Researchers reporting in The Journal of Experimental Medicine have identified the mechanism behind a form of spontaneous autoimmune arthritis that occurs in mice with a mutation in the interleukin-6 (IL-6) receptor subunit gp130. Intriguingly, it turns out that signalling by this mutant IL-6 receptor in non-haematopoietic cells results in increased production of IL-7 by these cells. This, in turn, drives hyperproliferation of CD4+ T cells, contributing to arthritis.

To reach this conclusion, the authors first asked what cell population — haematopoietic or non-haematopoietic — might be responsible for disease in mice that have a single amino-acid change in gp130, termed gp130F759/F759 mice. This mutation disrupts only one IL-6-receptor signalling pathway (the SH2 (SRC-homology 2)–MAPK (mitogen-activated protein kinase) pathway) and results in increased signalling through the STAT3 (signal transducer and activator of transcription 3) pathway. Surprisingly, lethally irradiated wild-type mice that received bone marrow from gp130F759/F759 mice did not develop arthritis. By contrast, gp130F759/F759 mice that received wild-type bone marrow did develop arthritis as normal, indicating that the disease was due to the mutation in non-haematopoietic cells.
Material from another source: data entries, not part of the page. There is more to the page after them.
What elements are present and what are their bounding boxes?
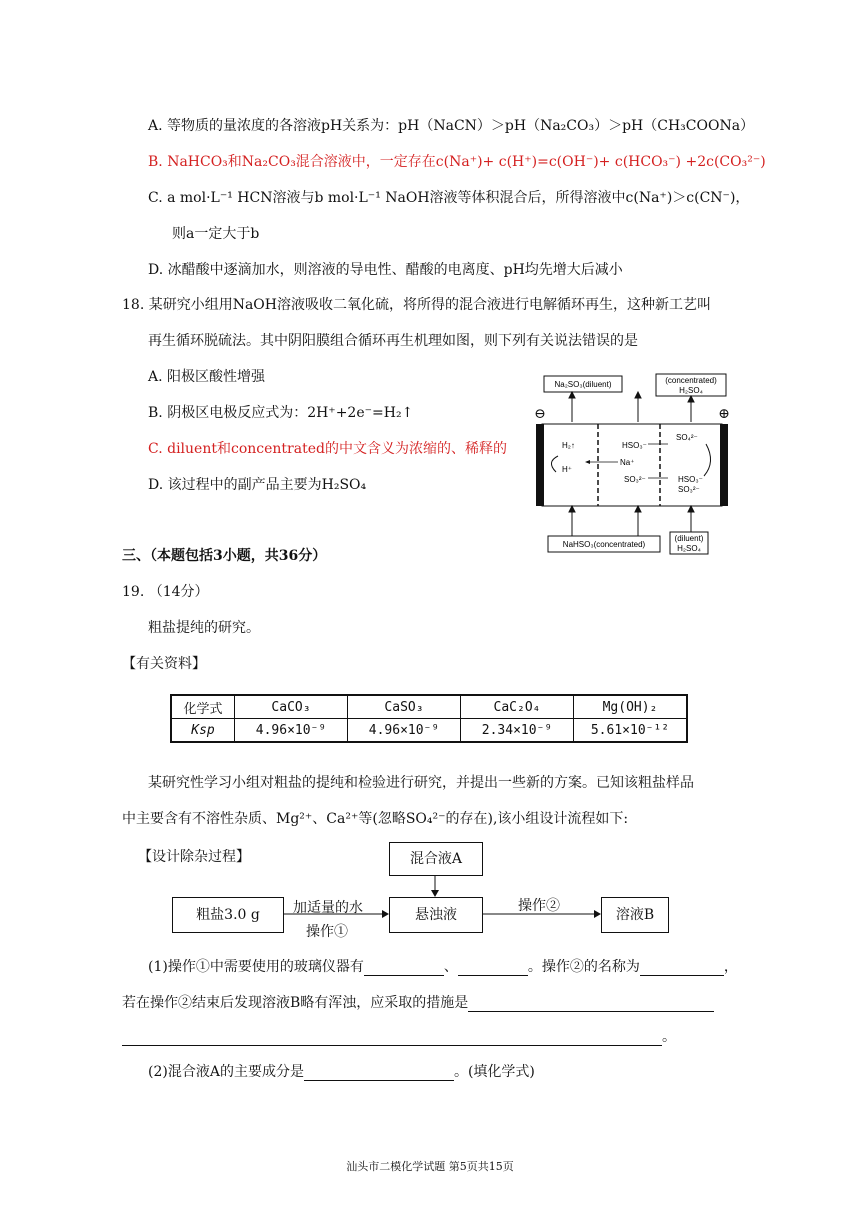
table-cell: 2.34×10⁻⁹ (461, 719, 574, 743)
diagram-bottom-right-label-1: (diluent) (674, 534, 704, 543)
q19-intro: 粗盐提纯的研究。 (148, 620, 260, 636)
q17-option-a: A. 等物质的量浓度的各溶液pH关系为：pH（NaCN）＞pH（Na₂CO₃）＞pH（CH₃COONa） (148, 118, 755, 134)
q17-option-b: B. NaHCO₃和Na₂CO₃混合溶液中，一定存在c(Na⁺)+ c(H⁺)=c(OH⁻)+ c(HCO₃⁻) +2c(CO₃²⁻) (148, 154, 766, 170)
q19-sub1-text-a: (1)操作①中需要使用的玻璃仪器有 (148, 959, 364, 975)
q17-option-c-line2: 则a一定大于b (172, 226, 260, 242)
q19-sub1-text-d: ， (723, 959, 738, 975)
answer-blank-3[interactable] (640, 959, 724, 976)
diagram-hso3-right-label: HSO₃⁻ (678, 475, 703, 484)
diagram-so3-mid-label: SO₃²⁻ (624, 475, 646, 484)
answer-blank-1[interactable] (364, 959, 444, 976)
answer-blank-4[interactable] (468, 995, 714, 1012)
diagram-top-left-label: Na₂SO₃(diluent) (554, 380, 612, 389)
q19-paragraph-line2: 中主要含有不溶性杂质、Mg²⁺、Ca²⁺等(忽略SO₄²⁻的存在),该小组设计流程如下: (122, 811, 629, 827)
flow-box-crude-salt: 粗盐3.0 g (172, 897, 284, 933)
q19-sub1-line1 (148, 956, 738, 976)
table-cell: Ksp (171, 719, 235, 743)
q19-sub2-line (148, 1061, 535, 1081)
q18-option-c: C. diluent和concentrated的中文含义为浓缩的、稀释的 (148, 441, 507, 457)
cathode-minus-icon: ⊖ (534, 406, 546, 422)
q19-number: 19. （14分） (122, 584, 209, 600)
q19-sub1-line3 (122, 1026, 676, 1046)
q18-stem-line2: 再生循环脱硫法。其中阴阳膜组合循环再生机理如图，则下列有关说法错误的是 (148, 333, 638, 349)
answer-blank-5[interactable] (122, 1029, 662, 1046)
table-cell: Mg(OH)₂ (574, 695, 688, 719)
table-cell: 4.96×10⁻⁹ (348, 719, 461, 743)
q17-option-d: D. 冰醋酸中逐滴加水，则溶液的导电性、醋酸的电离度、pH均先增大后减小 (148, 262, 623, 278)
q18-option-a: A. 阳极区酸性增强 (148, 369, 266, 385)
diagram-top-right-label-1: (concentrated) (665, 376, 717, 385)
flow-box-solution-b: 溶液B (601, 897, 669, 933)
q19-sub2-text-a: (2)混合液A的主要成分是 (148, 1064, 304, 1080)
diagram-hso3-mid-label: HSO₃⁻ (622, 441, 647, 450)
table-cell: CaSO₃ (348, 695, 461, 719)
q19-sub1-text-c: 。操作②的名称为 (527, 959, 640, 975)
section-3-heading: 三、（本题包括3小题，共36分） (122, 548, 327, 564)
diagram-h2-label: H₂↑ (562, 441, 575, 450)
diagram-bottom-left-label: NaHSO₃(concentrated) (562, 540, 646, 549)
flow-arrow1-top-label: 加适量的水 (293, 900, 363, 916)
q18-option-b: B. 阴极区电极反应式为：2H⁺+2e⁻=H₂↑ (148, 405, 414, 421)
flow-box-suspension: 悬浊液 (389, 897, 483, 933)
q19-info-heading: 【有关资料】 (122, 656, 206, 672)
table-cell: 5.61×10⁻¹² (574, 719, 688, 743)
page-footer: 汕头市二模化学试题 第5页共15页 (346, 1160, 514, 1173)
table-cell: 化学式 (171, 695, 235, 719)
diagram-so3-right-label: SO₃²⁻ (678, 485, 700, 494)
q18-option-d: D. 该过程中的副产品主要为H₂SO₄ (148, 477, 367, 493)
answer-blank-6[interactable] (304, 1064, 454, 1081)
diagram-so4-label: SO₄²⁻ (676, 433, 698, 442)
diagram-na-label: Na⁺ (620, 458, 635, 467)
diagram-top-right-label-2: H₂SO₄ (679, 386, 703, 395)
table-cell: CaCO₃ (235, 695, 348, 719)
q18-stem-line1: 18. 某研究小组用NaOH溶液吸收二氧化硫，将所得的混合液进行电解循环再生，这种新工艺叫 (122, 297, 711, 313)
q19-sub1-text-b: 、 (443, 959, 458, 975)
diagram-hplus-label: H⁺ (562, 465, 572, 474)
design-heading: 【设计除杂过程】 (138, 849, 250, 865)
answer-blank-2[interactable] (458, 959, 528, 976)
flow-box-mixture-a: 混合液A (389, 842, 483, 876)
q19-sub1-line2 (122, 992, 714, 1012)
flow-arrow1-bottom-label: 操作① (306, 924, 348, 940)
q19-sub1-end: 。 (662, 1029, 676, 1045)
anode-plus-icon: ⊕ (718, 406, 730, 422)
q19-sub2-text-b: 。(填化学式) (453, 1064, 535, 1080)
q19-paragraph-line1: 某研究性学习小组对粗盐的提纯和检验进行研究，并提出一些新的方案。已知该粗盐样品 (148, 775, 694, 791)
table-cell: 4.96×10⁻⁹ (235, 719, 348, 743)
diagram-bottom-right-label-2: H₂SO₄ (677, 544, 701, 553)
q17-option-c-line1: C. a mol·L⁻¹ HCN溶液与b mol·L⁻¹ NaOH溶液等体积混合后，所得溶液中c(Na⁺)＞c(CN⁻)， (148, 190, 750, 206)
flow-arrow2-top-label: 操作② (518, 898, 560, 914)
q19-sub1-text-e: 若在操作②结束后发现溶液B略有浑浊，应采取的措施是 (122, 995, 469, 1011)
table-cell: CaC₂O₄ (461, 695, 574, 719)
However, this did not preclude a role for haematopoietic cells in the disease process, as gp130F759/F759 mice that lacked CD4+ T cells did not develop disease.

Next, on observing that gp130F759/F759 mice had enlarged lymph nodes and spleens, the authors tested whether homeostatic proliferation of T cells might be involved, as has been described in other models of autoimmune disease. Indeed, after irradiation or neonatal thymectomy, homeostatic proliferation of CD4+ T cells was increased and more rapid in the mutant mice than in wild-type controls. Notably, thymectomized gp130F759/F759 mice developed arthritis earlier than sham-operated gp130F759/F759 mice, suggesting a role for increased homeostatic proliferation in the disease.
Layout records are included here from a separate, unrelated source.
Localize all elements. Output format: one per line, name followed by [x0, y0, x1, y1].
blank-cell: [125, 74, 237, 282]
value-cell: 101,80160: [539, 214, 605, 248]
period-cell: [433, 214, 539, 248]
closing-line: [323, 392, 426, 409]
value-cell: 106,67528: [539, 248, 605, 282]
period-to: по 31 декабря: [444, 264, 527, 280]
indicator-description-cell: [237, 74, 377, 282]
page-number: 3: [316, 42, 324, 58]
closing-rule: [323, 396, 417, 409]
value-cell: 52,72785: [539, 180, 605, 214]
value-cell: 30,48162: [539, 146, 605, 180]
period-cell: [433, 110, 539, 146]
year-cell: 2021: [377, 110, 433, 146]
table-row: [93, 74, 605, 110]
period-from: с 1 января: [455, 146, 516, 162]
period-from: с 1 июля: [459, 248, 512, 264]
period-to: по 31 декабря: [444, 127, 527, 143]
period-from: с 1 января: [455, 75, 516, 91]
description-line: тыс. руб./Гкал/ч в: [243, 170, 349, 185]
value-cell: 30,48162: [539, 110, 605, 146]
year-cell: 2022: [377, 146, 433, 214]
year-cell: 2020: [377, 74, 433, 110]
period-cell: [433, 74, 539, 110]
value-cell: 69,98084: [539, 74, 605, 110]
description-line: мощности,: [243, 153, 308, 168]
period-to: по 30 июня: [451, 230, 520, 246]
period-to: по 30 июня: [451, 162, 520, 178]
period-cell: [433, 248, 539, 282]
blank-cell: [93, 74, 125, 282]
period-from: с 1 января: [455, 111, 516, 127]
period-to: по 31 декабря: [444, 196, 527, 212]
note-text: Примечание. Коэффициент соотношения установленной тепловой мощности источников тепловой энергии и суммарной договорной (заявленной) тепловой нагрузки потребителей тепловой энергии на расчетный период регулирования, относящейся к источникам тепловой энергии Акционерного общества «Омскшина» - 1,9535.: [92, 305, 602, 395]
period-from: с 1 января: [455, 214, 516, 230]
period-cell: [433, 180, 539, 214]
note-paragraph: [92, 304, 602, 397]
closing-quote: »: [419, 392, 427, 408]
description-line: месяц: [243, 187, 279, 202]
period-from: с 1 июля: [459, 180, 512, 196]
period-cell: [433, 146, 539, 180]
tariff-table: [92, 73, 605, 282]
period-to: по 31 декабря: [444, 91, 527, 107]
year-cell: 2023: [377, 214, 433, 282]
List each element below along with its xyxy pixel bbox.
So, how does the non-haematopoietic-cell mutation in the IL-6 receptor induce CD4+ T-cell hyperproliferation? The authors showed that the expression of IL-7, which is known to be involved in T-cell proliferation, was markedly increased in gp130F759/F759 non-haematopoietic cells. Moreover, treatment of these cells with IL-6, or other IL-6-family cytokines that also bind receptors that contain gp130, led to increased IL-7 production. Because the STAT3 pathway is functional in gp130F759/F759 cells, the authors hypothesized that signalling through this pathway induced IL-7 production. Accordingly, conditional knockout of Stat3 in non-haematopoietic cells impaired IL-6-driven IL-7 production.

Finally, the important role for IL-7-mediated homeostatic proliferation of CD4+ T cells in the disease was confirmed by showing that in vivo depletion of IL-7 by treatment with specific antibody suppressed homeostatic proliferation and disease development in thymectomized gp130F759/F759 mice.

This study provides the first evidence of a partnership between IL-6 and IL-7 in driving T-cell proliferation. Whether such a mechanism occurs in the joints of patients with rheumatoid arthritis, which have been shown to contain increased amounts of IL-6, will be the subject of future studies.